Estrategia Narrativa

Los judíos como narradores se diferencian de los griegos por evitar cojer el toro por los cuernos. La Iliada va al meollo de la cuestión, como todo lo griego narrado o representado en las tablas. El judío ni siquiera como narratólogo se encara a su teoría y de ahí el relato de Las murallas de Jerícó, donde se cuenta el asedio de una ciudad que los profetas no se animan a sitiar del todo. No recuerdo cuál de los profetas les aconsejó dar vueltas con el Arca de la Alianza alrededor de las murallas de la ciudad que les importaba. Pero sin más qué hacer o qué añadir, si mal no me acuerdo. Y nunca han dicho lo que hicieron luego de dar tantos rodeos.

Historia de Ariadne

El Sr. Emmanuelli, contratado por el poeta visionario para atenuar un poco la sombra que le hacía a la escuela que me había aconsejado ir más hacia Janer, decidió que era oportuno jugar pelota en el parque que le quedaba al lado, junto a la casa de mi primer amor infantil, la tan callada y circunspecta Ariadne La Torre. El director de la escuela, cuando una mañana me estacioné en el pedregal que estaba al pie del antiguo latifundio, me advirtió que no me adentrara en el pastizal.

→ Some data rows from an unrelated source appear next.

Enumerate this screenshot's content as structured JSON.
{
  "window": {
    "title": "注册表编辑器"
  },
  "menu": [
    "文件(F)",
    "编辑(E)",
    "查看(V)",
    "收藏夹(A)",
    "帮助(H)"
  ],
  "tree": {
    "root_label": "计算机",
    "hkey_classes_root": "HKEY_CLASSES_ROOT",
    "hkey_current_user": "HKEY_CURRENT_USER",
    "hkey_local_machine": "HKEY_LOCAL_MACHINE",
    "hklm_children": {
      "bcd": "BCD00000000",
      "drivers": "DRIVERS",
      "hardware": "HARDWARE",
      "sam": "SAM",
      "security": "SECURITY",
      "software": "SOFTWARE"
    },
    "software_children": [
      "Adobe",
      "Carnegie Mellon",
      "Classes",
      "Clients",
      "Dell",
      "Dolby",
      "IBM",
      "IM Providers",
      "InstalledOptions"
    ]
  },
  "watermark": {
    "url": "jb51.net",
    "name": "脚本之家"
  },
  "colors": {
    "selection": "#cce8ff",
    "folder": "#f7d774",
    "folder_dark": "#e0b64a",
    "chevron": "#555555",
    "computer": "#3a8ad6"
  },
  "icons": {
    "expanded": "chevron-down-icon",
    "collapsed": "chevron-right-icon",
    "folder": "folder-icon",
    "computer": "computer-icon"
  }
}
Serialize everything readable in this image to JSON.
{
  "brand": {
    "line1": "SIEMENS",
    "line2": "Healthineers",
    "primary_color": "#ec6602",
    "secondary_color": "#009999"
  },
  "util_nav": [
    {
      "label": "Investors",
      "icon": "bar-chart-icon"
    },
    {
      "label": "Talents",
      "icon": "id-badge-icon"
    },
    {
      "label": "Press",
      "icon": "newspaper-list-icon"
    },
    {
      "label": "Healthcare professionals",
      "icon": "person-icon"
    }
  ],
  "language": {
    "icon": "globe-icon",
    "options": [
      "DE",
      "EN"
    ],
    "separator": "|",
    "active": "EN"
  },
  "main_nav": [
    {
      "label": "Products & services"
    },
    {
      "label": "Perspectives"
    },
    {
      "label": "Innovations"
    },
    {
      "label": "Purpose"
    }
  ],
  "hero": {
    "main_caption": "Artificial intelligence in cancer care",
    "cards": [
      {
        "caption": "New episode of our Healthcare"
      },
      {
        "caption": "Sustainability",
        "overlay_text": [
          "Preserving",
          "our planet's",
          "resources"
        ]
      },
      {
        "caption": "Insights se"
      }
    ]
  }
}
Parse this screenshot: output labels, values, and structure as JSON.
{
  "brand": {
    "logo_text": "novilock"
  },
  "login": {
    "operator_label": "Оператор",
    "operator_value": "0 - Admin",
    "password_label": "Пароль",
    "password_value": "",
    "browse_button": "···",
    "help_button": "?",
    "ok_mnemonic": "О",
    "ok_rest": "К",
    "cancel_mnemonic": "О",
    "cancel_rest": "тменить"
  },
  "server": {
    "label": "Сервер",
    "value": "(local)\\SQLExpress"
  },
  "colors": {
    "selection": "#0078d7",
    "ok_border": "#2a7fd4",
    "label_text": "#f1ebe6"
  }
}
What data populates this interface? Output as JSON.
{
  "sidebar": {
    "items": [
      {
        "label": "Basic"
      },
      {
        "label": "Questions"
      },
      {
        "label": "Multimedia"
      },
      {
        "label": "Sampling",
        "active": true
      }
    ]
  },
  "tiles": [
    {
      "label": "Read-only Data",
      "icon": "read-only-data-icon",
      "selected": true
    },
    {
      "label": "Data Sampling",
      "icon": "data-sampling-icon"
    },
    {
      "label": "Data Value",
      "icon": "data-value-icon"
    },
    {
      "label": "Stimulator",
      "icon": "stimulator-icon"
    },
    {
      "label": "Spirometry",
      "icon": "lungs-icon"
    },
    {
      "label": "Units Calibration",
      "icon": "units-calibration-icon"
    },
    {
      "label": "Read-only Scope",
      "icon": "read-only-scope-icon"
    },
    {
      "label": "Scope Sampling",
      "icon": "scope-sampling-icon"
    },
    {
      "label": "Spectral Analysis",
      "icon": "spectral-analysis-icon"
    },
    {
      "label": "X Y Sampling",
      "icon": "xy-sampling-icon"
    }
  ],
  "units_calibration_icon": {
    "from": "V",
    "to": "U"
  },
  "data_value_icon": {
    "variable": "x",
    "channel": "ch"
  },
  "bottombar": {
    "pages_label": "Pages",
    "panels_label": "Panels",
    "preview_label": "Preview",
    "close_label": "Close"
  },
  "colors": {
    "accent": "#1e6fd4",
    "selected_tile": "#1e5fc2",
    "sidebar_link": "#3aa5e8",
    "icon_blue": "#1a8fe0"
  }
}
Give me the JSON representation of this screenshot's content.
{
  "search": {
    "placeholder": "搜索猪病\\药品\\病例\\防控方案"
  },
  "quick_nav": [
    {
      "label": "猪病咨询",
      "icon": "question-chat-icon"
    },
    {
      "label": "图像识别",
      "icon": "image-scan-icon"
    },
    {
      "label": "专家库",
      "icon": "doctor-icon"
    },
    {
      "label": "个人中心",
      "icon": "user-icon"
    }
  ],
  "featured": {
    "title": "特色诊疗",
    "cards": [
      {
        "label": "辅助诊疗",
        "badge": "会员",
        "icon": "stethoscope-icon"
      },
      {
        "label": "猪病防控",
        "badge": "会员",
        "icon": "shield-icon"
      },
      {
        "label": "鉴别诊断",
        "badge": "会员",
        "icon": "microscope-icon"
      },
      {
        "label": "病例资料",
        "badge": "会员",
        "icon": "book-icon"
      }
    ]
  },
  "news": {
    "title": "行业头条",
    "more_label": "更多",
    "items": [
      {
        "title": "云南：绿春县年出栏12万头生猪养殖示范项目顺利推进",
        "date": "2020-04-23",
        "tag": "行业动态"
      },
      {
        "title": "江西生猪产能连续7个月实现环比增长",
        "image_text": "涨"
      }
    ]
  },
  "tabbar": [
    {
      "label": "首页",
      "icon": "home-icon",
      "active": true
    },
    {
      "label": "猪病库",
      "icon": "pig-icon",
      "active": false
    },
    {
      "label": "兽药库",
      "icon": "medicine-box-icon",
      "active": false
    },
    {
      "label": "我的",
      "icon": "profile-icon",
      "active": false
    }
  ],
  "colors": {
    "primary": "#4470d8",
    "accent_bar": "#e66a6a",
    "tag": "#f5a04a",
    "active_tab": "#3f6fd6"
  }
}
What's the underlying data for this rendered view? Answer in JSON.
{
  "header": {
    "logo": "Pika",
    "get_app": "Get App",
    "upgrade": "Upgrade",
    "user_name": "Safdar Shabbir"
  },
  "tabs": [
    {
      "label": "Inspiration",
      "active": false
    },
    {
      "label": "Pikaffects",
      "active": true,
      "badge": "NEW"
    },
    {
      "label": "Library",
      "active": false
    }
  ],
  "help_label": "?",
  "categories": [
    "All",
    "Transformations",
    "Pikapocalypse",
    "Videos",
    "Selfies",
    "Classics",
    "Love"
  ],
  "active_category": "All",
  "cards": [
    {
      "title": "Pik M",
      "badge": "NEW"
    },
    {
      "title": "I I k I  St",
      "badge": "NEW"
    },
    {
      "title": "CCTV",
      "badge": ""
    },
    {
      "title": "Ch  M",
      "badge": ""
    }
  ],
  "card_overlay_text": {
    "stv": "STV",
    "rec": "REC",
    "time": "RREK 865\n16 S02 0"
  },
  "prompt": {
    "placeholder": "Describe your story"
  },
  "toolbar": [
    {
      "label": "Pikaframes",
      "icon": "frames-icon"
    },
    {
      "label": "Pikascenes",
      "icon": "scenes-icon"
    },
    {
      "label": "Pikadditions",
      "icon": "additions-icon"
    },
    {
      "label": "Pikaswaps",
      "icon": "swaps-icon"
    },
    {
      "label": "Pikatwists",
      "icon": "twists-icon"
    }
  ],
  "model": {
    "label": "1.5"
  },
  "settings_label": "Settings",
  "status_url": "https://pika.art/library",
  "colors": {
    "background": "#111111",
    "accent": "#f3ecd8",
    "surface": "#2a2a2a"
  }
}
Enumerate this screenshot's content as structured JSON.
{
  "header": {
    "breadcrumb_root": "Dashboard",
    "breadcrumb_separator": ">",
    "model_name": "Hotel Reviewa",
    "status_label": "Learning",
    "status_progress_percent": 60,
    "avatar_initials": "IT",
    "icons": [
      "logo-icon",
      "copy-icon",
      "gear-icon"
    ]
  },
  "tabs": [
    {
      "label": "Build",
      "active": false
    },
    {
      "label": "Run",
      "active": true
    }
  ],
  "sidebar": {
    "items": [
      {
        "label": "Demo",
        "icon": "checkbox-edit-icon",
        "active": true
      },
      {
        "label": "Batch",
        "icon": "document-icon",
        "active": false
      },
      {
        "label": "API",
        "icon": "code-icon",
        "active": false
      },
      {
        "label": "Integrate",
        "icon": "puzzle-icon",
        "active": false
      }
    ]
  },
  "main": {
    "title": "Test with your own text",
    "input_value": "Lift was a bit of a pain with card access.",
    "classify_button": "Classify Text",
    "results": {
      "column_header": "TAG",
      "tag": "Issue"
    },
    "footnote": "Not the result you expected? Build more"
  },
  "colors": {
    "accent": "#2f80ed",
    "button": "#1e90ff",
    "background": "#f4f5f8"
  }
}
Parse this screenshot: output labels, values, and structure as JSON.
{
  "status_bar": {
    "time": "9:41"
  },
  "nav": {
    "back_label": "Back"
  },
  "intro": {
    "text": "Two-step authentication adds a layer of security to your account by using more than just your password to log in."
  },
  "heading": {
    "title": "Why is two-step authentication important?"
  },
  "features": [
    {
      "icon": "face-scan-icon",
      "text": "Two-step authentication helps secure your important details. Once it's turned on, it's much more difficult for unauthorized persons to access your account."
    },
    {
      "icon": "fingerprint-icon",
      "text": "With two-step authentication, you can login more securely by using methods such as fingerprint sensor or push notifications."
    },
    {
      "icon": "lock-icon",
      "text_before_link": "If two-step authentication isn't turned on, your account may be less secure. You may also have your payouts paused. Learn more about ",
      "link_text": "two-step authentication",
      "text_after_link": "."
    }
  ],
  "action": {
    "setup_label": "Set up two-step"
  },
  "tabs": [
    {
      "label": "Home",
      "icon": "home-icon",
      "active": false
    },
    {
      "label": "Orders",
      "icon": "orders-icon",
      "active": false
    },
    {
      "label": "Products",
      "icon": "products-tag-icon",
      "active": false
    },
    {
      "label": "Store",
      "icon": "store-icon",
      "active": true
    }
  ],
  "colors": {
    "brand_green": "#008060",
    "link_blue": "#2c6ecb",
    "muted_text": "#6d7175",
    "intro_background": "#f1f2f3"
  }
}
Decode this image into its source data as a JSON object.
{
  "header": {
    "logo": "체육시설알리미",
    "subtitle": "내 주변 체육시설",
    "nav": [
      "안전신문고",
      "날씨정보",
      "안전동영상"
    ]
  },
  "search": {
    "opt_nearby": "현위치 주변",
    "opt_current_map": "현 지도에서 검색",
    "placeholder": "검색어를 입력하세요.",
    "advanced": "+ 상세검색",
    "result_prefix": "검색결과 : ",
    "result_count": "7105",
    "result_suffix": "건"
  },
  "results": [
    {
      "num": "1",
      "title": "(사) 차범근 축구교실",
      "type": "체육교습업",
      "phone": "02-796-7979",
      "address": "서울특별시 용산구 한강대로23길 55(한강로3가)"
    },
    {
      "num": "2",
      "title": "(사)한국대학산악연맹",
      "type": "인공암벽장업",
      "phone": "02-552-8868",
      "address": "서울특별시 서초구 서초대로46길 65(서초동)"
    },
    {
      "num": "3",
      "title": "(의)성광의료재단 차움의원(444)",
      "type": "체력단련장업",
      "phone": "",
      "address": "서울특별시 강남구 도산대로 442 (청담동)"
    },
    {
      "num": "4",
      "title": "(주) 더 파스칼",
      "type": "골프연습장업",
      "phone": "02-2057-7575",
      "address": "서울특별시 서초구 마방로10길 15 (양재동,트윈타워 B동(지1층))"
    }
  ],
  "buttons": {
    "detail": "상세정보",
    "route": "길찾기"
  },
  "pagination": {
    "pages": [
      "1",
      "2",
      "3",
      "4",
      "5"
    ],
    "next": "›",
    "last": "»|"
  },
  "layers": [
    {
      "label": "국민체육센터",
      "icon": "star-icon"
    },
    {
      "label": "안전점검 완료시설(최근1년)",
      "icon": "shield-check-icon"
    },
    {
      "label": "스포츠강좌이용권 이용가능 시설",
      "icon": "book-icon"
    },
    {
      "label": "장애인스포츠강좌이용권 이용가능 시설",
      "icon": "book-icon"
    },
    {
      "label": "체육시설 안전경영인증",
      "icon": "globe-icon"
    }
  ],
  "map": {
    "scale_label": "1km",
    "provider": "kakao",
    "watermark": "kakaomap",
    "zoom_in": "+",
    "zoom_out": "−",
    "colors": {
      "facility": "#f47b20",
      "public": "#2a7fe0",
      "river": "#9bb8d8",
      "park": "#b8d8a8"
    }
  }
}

Gracias a Dios, obedecí al pastor y no me pasó lo que al desobediente con la maestra de inglés. Un poco para consolarme, por la admiración que me inspiraba la bella profesora, el nuevo ditector británico me llevó a la colindancia de Janer con el suburbio y la reciente autopista en construcción. Acompañado por el ahora scout master, recorrí los predios del lugar donde se verificó el incidente que me ahorró sufrir el pastor. El inglés me enseñó a encender una hoguera con dos cerillas, cosa que hicimos de inmediato, para dorar unos hot dogs con una varilla de madera. La tierra seca de una malhadada memoria es lo primero que notarás al pasar por alli, si te acompaña una persona que te quiere bien.